Thanks Trixie ... I'd probably open them up along one side and bottom so I have a reasonable drop and width ... but I'll need to check that would be wide enough to cover the width of the van, at a guess, very unlikely.  Then I'd simply use the existing dark blue curtain material as a heavy lining, though, in retrospect, I doubt I'll do it because the current dark blue curtains fit my interior colour scheme nicely and if the pillowcases were used they'd be "one-sided" unless I can get some more ... I'll stick to being decadent and using them for my overstuffed feather pillows when the bed is in use.

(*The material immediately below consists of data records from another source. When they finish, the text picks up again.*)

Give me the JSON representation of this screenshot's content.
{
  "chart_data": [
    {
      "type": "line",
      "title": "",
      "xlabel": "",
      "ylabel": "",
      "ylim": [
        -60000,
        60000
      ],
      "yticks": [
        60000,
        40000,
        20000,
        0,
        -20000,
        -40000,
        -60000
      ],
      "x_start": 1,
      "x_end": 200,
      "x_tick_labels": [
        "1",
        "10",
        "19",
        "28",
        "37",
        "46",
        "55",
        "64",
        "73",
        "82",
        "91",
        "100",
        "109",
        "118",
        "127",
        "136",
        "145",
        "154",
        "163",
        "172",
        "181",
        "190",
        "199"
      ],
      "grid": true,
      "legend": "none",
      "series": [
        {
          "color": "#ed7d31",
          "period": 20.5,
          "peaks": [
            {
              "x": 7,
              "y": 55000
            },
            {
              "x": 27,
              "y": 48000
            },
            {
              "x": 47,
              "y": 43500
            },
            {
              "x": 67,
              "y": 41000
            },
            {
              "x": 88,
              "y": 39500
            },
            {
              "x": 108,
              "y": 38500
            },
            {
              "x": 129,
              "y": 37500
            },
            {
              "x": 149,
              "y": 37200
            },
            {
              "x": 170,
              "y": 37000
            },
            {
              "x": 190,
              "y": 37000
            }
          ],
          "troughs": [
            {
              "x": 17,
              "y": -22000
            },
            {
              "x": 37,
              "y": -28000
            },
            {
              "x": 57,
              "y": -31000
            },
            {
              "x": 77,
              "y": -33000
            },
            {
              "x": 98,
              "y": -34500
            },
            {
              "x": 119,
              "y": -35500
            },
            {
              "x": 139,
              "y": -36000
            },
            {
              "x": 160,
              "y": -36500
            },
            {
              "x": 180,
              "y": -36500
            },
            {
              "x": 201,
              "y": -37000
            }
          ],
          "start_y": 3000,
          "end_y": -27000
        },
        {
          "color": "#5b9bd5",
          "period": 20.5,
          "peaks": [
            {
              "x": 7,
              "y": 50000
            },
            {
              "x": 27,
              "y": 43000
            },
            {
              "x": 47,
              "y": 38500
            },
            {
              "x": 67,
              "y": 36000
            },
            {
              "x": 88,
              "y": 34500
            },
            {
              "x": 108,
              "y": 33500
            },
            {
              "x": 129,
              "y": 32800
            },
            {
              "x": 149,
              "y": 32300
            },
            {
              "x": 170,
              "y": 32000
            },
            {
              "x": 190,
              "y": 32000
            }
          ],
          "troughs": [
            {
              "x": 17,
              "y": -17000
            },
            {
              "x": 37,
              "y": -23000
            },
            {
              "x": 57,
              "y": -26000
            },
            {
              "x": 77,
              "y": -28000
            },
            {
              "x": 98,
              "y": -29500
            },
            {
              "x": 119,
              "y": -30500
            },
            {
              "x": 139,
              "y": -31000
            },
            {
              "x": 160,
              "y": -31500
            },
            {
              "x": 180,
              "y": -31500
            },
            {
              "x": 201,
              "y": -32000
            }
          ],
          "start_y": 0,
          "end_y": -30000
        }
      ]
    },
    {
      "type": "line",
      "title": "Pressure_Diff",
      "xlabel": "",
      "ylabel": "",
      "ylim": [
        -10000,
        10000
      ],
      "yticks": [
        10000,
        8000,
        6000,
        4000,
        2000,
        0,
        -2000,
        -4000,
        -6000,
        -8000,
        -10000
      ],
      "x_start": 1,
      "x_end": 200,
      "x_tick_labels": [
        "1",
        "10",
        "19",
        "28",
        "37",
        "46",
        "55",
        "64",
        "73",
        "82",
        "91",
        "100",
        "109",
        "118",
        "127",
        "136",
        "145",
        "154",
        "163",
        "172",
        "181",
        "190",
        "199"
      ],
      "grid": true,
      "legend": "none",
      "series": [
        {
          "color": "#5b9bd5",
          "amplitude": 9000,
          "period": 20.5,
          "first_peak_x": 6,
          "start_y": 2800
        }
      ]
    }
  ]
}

I admit I do sleep a lot, but I'm not a zombie, *yet.*


----------



## trixie88 (Mar 14, 2017)

Auld Pharrrt said:


> Thanks Trixie ... I'd probably open them up along one side and bottom so I have a reasonable drop and width ... but I'll need to check that would be wide enough to cover the width of the van, at a guess, very unlikely.  Then I'd simply use the existing dark blue curtain material as a heavy lining, though, in retrospect, I doubt I'll do it because the current dark blue curtains fit my interior colour scheme nicely and if the pillowcases were used they'd be "one-sided" unless I can get some more ... I'll stick to being decadent and using them for my overstuffed feather pillows when the bed is in use.
> 
> I admit I do sleep a lot, but I'm not a zombie, *yet.*



so,so so, sorry  have edited post  AP.....


----------



## Auld Pharrrt (Mar 14, 2017)

trixie88 said:


> so,so so, sorry  have edited post  AP.....



Hey, nae worries ... I'd be proud to look like NZ if his photos were anything to go by ... he thinks *he's* fat!


----------